Find people whom you admire
We all see great leaders in action daily and want to be mentored by them, but we can mentor ourselves by observing them. What makes this person a great leader? What behaviors can you emulate? How does this person handle stress or a crisis? How do they support the team? What is important to this person? What messages and styles best resonate with this leader?
In my current environment, I am fortunate to have several leaders so I can observe them in meetings and in their interactions. I take time to think about my observations and how I can apply them to my own leadership style and actions. When entering a new situation, I pause and think about what this person would do. Looking at the situation from the perspective of someone I admire is an opportunity to gain new insights.
Not only does observation and reﬂection result in your own self-development, it allows you to predict how the leader will react in various situations. This can also help you strategize your approach and interactions with that leader. For high stakes situations, I develop “maps” with predictions about how everyone in a meeting will react to the presentation (their perspective) and score each leader’s emotional level around that reaction (how strongly they will feel). Developing this map has helped me prepare presentation materials to proactively address the concerns and interests of each leader in the room. I originally started developing these maps when I worked in sales, where it was important to know the stakeholders, their backgrounds and what was important to each of them. Since then, I modiﬁed the concept to serve as a mentorship tool.
Ask for feedback
Feedback is valuable from all levels; it’s not only important how the top executives perceive you. Since it may be uncomfortable for a front-line worker to give feedback to someone higher in the organization, ﬁnd ways to get feed-back without being overt. You can ask, “What can I do to help you?” “How could we have handled that situation differently?” or “What are we missing in our plan?” These questions open the door for anyone to offer a perspective you hadn’t considered. This also makes you more approach-able as a leader.
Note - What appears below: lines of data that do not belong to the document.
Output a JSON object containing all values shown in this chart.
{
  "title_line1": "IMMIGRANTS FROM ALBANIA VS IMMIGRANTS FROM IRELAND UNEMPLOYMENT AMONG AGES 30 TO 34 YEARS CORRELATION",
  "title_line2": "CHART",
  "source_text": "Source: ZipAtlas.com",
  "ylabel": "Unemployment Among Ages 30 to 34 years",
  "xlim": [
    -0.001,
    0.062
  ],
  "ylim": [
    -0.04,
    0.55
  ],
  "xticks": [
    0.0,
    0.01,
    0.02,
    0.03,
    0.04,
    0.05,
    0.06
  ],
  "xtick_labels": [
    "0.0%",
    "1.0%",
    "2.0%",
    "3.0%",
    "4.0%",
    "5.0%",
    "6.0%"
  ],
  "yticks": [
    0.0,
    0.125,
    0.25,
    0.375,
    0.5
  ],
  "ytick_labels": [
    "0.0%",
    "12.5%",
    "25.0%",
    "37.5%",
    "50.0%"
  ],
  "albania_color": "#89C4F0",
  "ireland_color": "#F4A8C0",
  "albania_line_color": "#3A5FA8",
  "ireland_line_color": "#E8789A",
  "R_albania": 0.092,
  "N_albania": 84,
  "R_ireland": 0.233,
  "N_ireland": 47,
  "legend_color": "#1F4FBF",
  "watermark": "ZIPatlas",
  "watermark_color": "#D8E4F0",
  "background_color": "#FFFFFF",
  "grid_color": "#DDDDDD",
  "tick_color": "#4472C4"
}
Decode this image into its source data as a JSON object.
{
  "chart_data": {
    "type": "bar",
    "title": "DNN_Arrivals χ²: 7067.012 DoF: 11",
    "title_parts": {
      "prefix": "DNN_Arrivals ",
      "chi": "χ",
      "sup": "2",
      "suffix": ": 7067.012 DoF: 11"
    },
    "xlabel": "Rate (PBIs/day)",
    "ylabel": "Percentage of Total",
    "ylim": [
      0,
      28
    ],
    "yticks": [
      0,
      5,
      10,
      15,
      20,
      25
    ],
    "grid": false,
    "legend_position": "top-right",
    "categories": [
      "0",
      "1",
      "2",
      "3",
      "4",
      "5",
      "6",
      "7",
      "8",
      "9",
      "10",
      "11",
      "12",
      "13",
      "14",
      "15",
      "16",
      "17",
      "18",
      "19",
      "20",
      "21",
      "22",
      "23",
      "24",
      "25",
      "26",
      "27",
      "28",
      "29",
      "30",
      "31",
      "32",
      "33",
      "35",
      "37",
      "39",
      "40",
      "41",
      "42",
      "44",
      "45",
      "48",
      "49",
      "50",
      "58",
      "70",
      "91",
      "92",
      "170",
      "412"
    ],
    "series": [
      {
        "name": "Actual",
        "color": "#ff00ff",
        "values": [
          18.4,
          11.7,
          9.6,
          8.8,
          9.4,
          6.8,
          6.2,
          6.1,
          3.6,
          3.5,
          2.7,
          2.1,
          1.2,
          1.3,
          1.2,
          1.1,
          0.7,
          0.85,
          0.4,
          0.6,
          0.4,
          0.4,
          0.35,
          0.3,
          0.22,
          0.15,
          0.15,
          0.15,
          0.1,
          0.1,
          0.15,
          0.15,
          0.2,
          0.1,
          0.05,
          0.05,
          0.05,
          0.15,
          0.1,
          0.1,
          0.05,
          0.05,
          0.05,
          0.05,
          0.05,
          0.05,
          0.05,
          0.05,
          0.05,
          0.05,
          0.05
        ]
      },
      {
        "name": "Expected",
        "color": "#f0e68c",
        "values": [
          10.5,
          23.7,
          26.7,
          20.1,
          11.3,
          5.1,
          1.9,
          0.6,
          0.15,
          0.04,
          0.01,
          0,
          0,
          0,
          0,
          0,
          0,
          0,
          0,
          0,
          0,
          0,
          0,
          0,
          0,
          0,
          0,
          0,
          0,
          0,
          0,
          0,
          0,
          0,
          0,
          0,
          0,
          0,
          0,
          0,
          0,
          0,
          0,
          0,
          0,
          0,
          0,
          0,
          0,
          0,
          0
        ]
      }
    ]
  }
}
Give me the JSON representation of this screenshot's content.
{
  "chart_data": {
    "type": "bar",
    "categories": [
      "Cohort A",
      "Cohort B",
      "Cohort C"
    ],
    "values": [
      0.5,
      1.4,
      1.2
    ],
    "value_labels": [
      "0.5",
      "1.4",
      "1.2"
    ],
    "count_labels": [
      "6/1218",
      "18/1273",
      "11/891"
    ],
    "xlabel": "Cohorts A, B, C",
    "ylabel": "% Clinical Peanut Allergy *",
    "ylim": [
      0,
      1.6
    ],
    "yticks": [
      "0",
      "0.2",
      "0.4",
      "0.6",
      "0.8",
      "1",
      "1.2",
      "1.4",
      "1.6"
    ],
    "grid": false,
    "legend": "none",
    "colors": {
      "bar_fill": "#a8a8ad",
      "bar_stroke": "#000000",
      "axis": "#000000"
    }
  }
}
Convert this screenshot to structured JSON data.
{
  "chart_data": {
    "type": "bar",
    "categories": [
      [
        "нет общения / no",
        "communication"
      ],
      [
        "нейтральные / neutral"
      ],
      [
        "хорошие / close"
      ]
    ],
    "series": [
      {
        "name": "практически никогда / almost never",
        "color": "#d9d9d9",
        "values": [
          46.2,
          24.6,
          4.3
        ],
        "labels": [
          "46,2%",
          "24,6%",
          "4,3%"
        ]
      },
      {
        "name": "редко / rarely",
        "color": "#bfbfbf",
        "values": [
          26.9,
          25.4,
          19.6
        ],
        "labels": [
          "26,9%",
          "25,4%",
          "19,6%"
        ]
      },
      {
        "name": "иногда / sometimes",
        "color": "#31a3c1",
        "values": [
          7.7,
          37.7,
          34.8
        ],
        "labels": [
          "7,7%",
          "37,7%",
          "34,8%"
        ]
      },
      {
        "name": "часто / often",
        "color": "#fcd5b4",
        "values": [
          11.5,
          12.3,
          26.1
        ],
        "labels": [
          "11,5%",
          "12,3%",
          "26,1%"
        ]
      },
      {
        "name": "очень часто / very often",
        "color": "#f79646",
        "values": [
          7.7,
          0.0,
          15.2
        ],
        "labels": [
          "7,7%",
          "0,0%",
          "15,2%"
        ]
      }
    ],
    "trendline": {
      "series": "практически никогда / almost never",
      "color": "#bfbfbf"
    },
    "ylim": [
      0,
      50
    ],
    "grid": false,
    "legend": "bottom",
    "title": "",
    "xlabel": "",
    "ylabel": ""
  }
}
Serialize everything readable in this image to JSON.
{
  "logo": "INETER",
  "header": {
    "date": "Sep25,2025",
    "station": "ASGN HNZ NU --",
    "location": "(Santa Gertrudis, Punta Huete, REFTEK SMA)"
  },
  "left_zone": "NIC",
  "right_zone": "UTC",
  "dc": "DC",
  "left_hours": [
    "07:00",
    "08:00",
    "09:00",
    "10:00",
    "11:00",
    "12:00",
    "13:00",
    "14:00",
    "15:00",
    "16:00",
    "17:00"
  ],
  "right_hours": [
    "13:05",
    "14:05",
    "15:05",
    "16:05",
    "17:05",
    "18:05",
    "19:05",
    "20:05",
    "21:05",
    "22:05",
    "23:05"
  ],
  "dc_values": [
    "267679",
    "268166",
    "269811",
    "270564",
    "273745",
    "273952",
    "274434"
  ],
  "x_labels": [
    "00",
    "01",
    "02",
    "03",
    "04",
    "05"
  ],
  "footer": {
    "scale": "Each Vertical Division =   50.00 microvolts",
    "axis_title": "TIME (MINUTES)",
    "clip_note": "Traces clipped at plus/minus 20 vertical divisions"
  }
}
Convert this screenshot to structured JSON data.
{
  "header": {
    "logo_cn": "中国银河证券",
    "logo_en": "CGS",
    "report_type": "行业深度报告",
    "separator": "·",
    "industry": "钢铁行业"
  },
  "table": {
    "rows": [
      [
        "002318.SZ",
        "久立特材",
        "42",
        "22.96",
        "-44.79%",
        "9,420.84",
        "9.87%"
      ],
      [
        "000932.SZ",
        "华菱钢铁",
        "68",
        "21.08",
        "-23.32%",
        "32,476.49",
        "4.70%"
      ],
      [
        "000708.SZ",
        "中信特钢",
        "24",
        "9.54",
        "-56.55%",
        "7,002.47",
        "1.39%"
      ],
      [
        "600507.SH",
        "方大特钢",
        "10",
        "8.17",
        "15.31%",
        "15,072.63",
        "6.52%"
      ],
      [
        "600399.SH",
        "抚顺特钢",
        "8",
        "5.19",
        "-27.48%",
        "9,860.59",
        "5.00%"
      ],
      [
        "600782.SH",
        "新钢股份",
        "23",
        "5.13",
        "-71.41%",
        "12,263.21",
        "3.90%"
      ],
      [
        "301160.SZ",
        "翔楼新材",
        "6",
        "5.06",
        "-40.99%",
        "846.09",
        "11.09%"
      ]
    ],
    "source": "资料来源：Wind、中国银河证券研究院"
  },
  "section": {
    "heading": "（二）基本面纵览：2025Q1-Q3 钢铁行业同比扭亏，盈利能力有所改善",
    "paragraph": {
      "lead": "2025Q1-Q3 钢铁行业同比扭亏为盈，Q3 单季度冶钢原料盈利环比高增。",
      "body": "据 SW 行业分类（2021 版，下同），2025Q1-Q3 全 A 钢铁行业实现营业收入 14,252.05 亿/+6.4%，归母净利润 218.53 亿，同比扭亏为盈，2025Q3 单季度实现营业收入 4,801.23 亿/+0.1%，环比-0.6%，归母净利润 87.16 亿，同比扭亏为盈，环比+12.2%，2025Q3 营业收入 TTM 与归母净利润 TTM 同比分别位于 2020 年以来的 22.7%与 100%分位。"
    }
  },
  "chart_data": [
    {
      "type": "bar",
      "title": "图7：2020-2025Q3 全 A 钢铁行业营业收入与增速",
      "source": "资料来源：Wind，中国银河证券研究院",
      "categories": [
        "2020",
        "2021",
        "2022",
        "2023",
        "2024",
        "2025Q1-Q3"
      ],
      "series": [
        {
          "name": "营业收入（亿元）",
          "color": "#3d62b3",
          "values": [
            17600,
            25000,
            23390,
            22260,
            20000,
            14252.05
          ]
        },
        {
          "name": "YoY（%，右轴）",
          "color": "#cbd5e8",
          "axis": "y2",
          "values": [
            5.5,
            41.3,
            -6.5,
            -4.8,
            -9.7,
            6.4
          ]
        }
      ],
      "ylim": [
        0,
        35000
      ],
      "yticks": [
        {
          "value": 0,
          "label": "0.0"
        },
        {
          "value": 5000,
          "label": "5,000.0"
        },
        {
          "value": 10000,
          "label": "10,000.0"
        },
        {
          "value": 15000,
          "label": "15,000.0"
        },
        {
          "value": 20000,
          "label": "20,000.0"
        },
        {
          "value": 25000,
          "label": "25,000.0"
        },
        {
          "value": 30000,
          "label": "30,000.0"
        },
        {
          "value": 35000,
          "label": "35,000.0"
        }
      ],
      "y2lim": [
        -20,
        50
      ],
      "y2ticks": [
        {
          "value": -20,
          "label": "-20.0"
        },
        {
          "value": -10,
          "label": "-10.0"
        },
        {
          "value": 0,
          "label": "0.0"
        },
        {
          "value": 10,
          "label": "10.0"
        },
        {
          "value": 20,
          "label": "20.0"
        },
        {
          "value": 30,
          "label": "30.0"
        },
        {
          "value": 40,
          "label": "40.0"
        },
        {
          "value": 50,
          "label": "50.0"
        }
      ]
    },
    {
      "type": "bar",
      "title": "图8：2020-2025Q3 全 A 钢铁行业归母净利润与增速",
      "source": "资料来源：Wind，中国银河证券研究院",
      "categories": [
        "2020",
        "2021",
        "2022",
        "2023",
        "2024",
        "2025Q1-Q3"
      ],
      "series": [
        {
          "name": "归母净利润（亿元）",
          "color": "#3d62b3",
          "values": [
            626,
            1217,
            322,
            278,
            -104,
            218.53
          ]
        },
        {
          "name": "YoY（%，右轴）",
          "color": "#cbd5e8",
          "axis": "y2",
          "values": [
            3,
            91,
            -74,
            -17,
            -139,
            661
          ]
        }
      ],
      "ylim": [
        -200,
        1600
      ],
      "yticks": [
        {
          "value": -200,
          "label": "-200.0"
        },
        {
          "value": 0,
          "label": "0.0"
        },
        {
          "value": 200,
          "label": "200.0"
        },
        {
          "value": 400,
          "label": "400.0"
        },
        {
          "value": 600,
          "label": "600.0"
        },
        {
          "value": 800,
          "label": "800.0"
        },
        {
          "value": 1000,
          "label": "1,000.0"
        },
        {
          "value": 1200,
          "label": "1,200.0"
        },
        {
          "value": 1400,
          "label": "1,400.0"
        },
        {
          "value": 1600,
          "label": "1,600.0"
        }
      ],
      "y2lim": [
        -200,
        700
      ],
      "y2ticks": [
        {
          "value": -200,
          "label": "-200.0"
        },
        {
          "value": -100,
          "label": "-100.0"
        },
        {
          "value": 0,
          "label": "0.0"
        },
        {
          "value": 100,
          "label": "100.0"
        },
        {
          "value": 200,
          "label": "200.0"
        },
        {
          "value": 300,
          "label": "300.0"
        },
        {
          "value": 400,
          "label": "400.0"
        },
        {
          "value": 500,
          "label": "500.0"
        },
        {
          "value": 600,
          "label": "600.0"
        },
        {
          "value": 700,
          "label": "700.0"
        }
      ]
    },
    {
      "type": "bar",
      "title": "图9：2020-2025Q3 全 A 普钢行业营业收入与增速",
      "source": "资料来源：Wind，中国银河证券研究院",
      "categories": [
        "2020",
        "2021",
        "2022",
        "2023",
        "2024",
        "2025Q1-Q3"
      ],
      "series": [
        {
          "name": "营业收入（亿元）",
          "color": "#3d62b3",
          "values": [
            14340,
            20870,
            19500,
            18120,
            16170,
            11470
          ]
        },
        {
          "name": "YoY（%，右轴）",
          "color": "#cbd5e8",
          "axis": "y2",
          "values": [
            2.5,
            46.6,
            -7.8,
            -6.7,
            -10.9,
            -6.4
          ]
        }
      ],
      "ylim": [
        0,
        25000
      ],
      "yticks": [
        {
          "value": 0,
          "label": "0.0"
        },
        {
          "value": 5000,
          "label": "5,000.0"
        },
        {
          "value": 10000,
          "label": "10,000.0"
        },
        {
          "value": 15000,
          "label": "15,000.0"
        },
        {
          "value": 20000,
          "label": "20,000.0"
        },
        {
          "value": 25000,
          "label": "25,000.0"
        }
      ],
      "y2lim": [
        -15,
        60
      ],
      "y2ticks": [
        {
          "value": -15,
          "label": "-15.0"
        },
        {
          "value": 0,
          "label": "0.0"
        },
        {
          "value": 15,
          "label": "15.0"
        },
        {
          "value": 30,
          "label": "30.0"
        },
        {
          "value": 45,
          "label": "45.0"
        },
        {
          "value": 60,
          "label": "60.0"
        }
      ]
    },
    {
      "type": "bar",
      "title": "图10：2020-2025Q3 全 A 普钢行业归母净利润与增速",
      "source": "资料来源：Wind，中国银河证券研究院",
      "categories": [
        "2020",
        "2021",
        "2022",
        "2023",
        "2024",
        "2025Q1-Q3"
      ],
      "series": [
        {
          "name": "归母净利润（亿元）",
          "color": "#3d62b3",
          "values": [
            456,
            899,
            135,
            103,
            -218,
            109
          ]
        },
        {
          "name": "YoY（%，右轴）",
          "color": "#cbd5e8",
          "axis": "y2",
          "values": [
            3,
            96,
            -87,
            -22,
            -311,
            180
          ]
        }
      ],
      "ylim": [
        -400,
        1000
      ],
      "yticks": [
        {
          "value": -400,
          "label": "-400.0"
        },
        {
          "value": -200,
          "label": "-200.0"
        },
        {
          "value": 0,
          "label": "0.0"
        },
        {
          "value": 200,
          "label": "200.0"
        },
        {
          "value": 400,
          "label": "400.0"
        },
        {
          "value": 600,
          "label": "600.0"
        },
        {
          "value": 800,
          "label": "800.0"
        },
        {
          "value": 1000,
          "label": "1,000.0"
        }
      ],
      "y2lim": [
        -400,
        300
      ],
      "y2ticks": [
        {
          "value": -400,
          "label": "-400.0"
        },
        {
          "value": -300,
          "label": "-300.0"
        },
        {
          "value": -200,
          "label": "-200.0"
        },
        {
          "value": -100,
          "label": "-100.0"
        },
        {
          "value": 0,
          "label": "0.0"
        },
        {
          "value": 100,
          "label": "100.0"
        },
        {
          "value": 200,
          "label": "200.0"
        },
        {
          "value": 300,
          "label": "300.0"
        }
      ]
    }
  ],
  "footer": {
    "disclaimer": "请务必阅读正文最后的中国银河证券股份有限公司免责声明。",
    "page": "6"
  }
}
Another opportunity is in debriefs after events. Schedule a debrief to get the team back together and ask what went well, what didn’t, what should be done differently next time and for any follow-up that can prevent the situation from happening again or make it easier.
Self-mentoring can be a powerful tool, as you don’t have to rely on anyone else in a formal mentoring program. The main components are to identify your passions, identify and develop your strengths, ﬁnd people you admire and emulate their behaviors and ask for feedback. How can you take charge of being the best you by using the resources already around you?